Over three-quarters, or 80%, of supersavers cite their parents as being the No.1 influence on their saving habits. And while 80% also say their parents were good at squirreling away cash, only 35% say their parents had guidelines related to finances.
The survey defined "supersavers" as Gen Xers, millennials, or members of Gen Z with Principal 401(k) retirement plans who saved at least $17,100 during 2018 — more than 90% of the annual $19,000 limit — or who deferred more than 15% of their salary. These aren't all big earners, either: Nearly half, or 48%, of respondents make less than $100,000 annually.
"Based on the research, [kids] emulate what they see. But I think parents can play an even more proactive and instructive role, since [kids] aren't getting [a financial education] in school," says Jerry Patterson, senior vice president of retirement and investor services at Principal Financial Group.
Here are three great money lessons you can teach to your teens to help set them up for saving success.
It's important to get your kids into the habit of saving early, says Patterson. He recommends discussing saving habits, and even the importance of prepping for retirement, when your kids are about 15. Supersavers generally agree: Over 70% say students should learn about personal finance in middle school or younger, and 25% say the lessons should be taught in high school.
"Once you've started with the habit of saving when you're young, you start seeing what saving [money] actually does for you," says Clark D. Randall, a certified financial planner and the founder of Financial Enlightenment in Dallas, Texas.
Randall says parents should consider opening a savings account for their kids after having an initial talk about the importance of setting money aside.

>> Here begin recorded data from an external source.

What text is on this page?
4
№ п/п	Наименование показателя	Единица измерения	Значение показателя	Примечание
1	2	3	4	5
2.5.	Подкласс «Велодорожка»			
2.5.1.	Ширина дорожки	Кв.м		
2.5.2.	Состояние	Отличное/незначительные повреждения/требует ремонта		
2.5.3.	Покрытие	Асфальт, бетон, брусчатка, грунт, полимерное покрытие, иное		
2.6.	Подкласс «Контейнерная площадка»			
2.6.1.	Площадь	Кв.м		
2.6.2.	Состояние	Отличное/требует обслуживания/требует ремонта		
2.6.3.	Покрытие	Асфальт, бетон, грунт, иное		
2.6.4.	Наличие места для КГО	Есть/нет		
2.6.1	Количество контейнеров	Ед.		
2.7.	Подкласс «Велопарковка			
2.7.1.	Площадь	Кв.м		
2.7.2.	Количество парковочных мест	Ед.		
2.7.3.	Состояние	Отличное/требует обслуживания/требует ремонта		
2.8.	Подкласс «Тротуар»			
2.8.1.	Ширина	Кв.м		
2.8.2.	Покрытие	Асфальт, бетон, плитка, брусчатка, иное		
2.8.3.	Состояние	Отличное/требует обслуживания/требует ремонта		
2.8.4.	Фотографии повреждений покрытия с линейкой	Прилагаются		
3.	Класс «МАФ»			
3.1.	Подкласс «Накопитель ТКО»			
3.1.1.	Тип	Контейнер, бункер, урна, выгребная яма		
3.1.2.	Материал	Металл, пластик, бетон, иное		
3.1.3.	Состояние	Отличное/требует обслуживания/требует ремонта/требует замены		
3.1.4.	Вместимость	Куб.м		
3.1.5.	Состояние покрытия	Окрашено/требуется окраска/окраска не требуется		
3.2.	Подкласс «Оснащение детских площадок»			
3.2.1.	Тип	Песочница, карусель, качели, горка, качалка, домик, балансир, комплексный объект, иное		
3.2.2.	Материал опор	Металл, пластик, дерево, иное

Then you can put the account to work. Let's say your child is paid $20 from a job or allowance. You can take out 10%, or $2, and add it to the account.
Teaching teenagers to save money when they earn money will motivate them to not only save as an adult but also be proactive about prepping for retirement, says Randall.
Teaching your kids about investing basics can set them up to be supersavers down the line, since showing kids the value of patience can help them be a disciplined investor and build wealth.
You can engage your teen in investing by setting up a mock investment that can be tied to their interests. For example, if your child likes cars, you can create a basic mock portfolio that includes individual stocks of auto companies. Then, have your child dictate how much "money" to invest in each stock and let them take it from there.
Having a fake stake in a real interest can open the door to a conversation about what it means when stocks rise and fall and why it's important to stay the course, even if the market is bumpy.
One way to help kids understand the pitfalls of borrowing money and potentially going into debt is by setting up a mock payment plan for something expensive that they want.
Let's say your high schooler wants a new pair of shoes that cost $50. You can offer two payback methods: all at once, or once-a-month payments of $10 with a 20-cent interest charge each month. If they choose once-a-month payments, they will pay $51 over all, which is $1 more than the original price.
Some experts even recommend giving your teens authorized access on your credit card before they turn 18. Monitor what's going on, but give them some room to experiment. Making small mistakes, like overspending, can be a valuable lesson.
All of this can underscore the importance of being responsible and saving so that you have enough money to afford your goals, including a comfortable retirement.
If you're just starting to talk about personal finance with your teenager, Randall says it's important to set an expectation of saving money when you earn money. He says supersavers start the habit at a young age and find excitement in watching a savings account grow over time: "Anytime we do anything in life and we see positive results from it, it makes you want to do more of it."